Innocence - “Agoraphobia”
Linda Pastan writes, “Imagine waking/to a scene of snow so new/ not even memories/of other snow/can mar its silken/surface. What other innocence/ is quite like this.” The unmarred snow signals an aura of incorruptibility. The innocence that Linda Pastan alludes to is unqualified because the silken surface is novel.

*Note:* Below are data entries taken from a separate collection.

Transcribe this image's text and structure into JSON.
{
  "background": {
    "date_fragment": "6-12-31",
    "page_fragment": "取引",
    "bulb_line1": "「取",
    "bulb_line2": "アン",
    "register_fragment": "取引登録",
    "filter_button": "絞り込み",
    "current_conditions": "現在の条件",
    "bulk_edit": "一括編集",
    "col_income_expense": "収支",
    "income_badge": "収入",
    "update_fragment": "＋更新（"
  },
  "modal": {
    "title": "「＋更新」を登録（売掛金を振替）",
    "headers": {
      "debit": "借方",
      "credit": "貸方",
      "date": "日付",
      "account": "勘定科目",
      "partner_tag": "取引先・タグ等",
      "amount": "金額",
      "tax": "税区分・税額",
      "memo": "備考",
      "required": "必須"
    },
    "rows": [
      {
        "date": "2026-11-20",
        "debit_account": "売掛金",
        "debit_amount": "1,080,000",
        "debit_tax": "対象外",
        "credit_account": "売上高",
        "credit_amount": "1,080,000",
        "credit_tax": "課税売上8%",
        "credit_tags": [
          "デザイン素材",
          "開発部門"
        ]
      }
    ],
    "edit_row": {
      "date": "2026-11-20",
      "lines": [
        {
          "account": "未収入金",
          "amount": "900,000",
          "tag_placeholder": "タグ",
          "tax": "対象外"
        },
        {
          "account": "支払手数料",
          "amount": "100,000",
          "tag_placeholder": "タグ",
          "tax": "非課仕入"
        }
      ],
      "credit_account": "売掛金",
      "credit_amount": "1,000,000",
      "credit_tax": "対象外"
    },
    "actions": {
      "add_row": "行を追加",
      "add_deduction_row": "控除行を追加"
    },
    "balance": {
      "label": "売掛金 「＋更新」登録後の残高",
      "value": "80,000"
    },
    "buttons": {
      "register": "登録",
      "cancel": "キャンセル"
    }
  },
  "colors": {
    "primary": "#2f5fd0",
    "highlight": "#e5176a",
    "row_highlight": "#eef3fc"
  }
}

"Bird of the Night” - “Agoraphobia”
Linda Pastan employs intertextuality by quoting William Shakespeare: "Yesterday the bird of night did sit,/Even at noon-day, upon the marketplace,/Hooting and shrieking." The bird’s weird move sustains that it is not agoraphobic . If the bird were phobic of daylight, considering it is named ‘the bird of the night’, it would not have contentedly sat at the market place because the daylight would have activated uncomfortableness. The bird transcends agoraphobia unpredictably like Linda Pastan.
Angels - “Angels”
Angels typify the discrepancy between religion and Biology. The inclusion of the name Myra Sklarew updates a reader that the rejoinders to the question: “Are you tired of angels?” will follow a Biological angle considering it is Myra Sklarew’s profession. Pastan insinuates that Sklarew would object angels for they espouse Biological limitations such as ‘ great wings, and star-infested sashes.” However, a religious persona would acclaim the angelic aspects that Sklarew loathes.